Hi,

This is a follow-up of this previous thread where we discussed with @Sukera the possibility to improve matrix-vector product in the case where the matrix is sparse, but also has only one possible non-zero value per line.

Mathematically, this predicate on the matrix structure should allow a factorization in the multiplication algorithm and hence enhance performance. I managed to code a simple MWE :

```
using SparseArrays
n,m = 1000,1000
x = rand(m)
P = sparse((rand(n,m).>0.97) .* rand(m));
# check predicate and decompose:
function decompose(P)
@assert all([sum(unique(P[i,:]).!=0)<=1 for i in 1:size(P,1)])
b = [sum(unique(P[i,:])) for i in 1:size(P,1)]
M = sparse(BitMatrix(P .!= 0))
return b,M
end
b,M = decompose(P)
@inline my_prod(b,M,x) = b.*(M*x)
function my_prod(r,b,M,x)
@inbounds for i in size(M,1)
r[i] = b[i]*sum(x[M[i,:]])
end
return r
end
r = P*x
# check :
my_prod(r,b,M,x) ≈ P*x
# test :
using BenchmarkTools
@btime P*$(x);
@btime my_prod(r,b,M,$x);
```

Which gives :

```
julia> @btime P*$(x);
59.700 μs (1 allocation: 7.94 KiB)
julia> @btime my_prod(r,b,M,$x);
21.500 μs (11 allocations: 1.16 KiB)
julia>
```

So a 1/2 time. I was hoping for more, but I start wandering if my testing is fair…

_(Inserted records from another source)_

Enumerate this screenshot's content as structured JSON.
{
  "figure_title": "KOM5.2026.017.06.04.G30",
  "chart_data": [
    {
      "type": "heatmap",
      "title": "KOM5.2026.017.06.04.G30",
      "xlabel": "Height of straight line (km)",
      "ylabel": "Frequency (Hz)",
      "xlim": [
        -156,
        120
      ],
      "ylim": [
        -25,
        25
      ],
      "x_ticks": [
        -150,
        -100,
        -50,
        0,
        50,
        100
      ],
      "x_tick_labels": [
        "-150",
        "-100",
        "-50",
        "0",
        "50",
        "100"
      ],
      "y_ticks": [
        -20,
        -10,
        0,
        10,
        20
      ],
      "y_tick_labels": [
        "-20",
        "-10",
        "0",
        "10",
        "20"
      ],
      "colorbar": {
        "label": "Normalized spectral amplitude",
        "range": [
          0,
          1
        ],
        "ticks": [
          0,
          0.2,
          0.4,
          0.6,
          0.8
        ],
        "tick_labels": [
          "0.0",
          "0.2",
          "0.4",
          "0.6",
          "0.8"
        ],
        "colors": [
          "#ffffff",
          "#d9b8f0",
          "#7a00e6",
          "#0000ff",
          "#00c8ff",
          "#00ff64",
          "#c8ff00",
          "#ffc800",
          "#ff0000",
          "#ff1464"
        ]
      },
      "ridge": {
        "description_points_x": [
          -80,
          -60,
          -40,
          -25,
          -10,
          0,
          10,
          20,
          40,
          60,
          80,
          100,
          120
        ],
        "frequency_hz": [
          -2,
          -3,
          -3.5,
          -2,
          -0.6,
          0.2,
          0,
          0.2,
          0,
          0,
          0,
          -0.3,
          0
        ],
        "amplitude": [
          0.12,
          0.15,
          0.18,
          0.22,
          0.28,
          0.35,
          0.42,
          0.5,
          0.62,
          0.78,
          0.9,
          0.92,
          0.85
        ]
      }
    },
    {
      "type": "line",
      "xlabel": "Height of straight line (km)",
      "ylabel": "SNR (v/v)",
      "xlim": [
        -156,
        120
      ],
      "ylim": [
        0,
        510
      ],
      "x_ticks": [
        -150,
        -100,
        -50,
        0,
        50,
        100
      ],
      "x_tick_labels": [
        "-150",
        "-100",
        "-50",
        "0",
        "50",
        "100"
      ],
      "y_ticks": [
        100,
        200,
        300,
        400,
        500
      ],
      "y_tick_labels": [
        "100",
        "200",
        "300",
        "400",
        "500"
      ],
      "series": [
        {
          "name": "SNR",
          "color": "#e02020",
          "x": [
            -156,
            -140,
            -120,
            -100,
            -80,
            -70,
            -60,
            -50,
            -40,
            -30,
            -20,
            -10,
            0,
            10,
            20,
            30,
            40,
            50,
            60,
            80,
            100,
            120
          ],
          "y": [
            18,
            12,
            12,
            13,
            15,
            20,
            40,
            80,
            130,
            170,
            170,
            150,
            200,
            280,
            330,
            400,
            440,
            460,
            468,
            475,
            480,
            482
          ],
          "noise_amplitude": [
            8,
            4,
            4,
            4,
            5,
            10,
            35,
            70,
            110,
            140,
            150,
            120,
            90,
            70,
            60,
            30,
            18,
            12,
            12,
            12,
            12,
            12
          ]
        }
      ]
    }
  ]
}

Did I make something wrong ? I notice that my code is allocating a lot, could this be fixed ?

In my application, the matrix `P`

is held fixed and the vector `x`

changes from one iteration to the other, hence my concerns about whether this particular structure could be exploited a little more.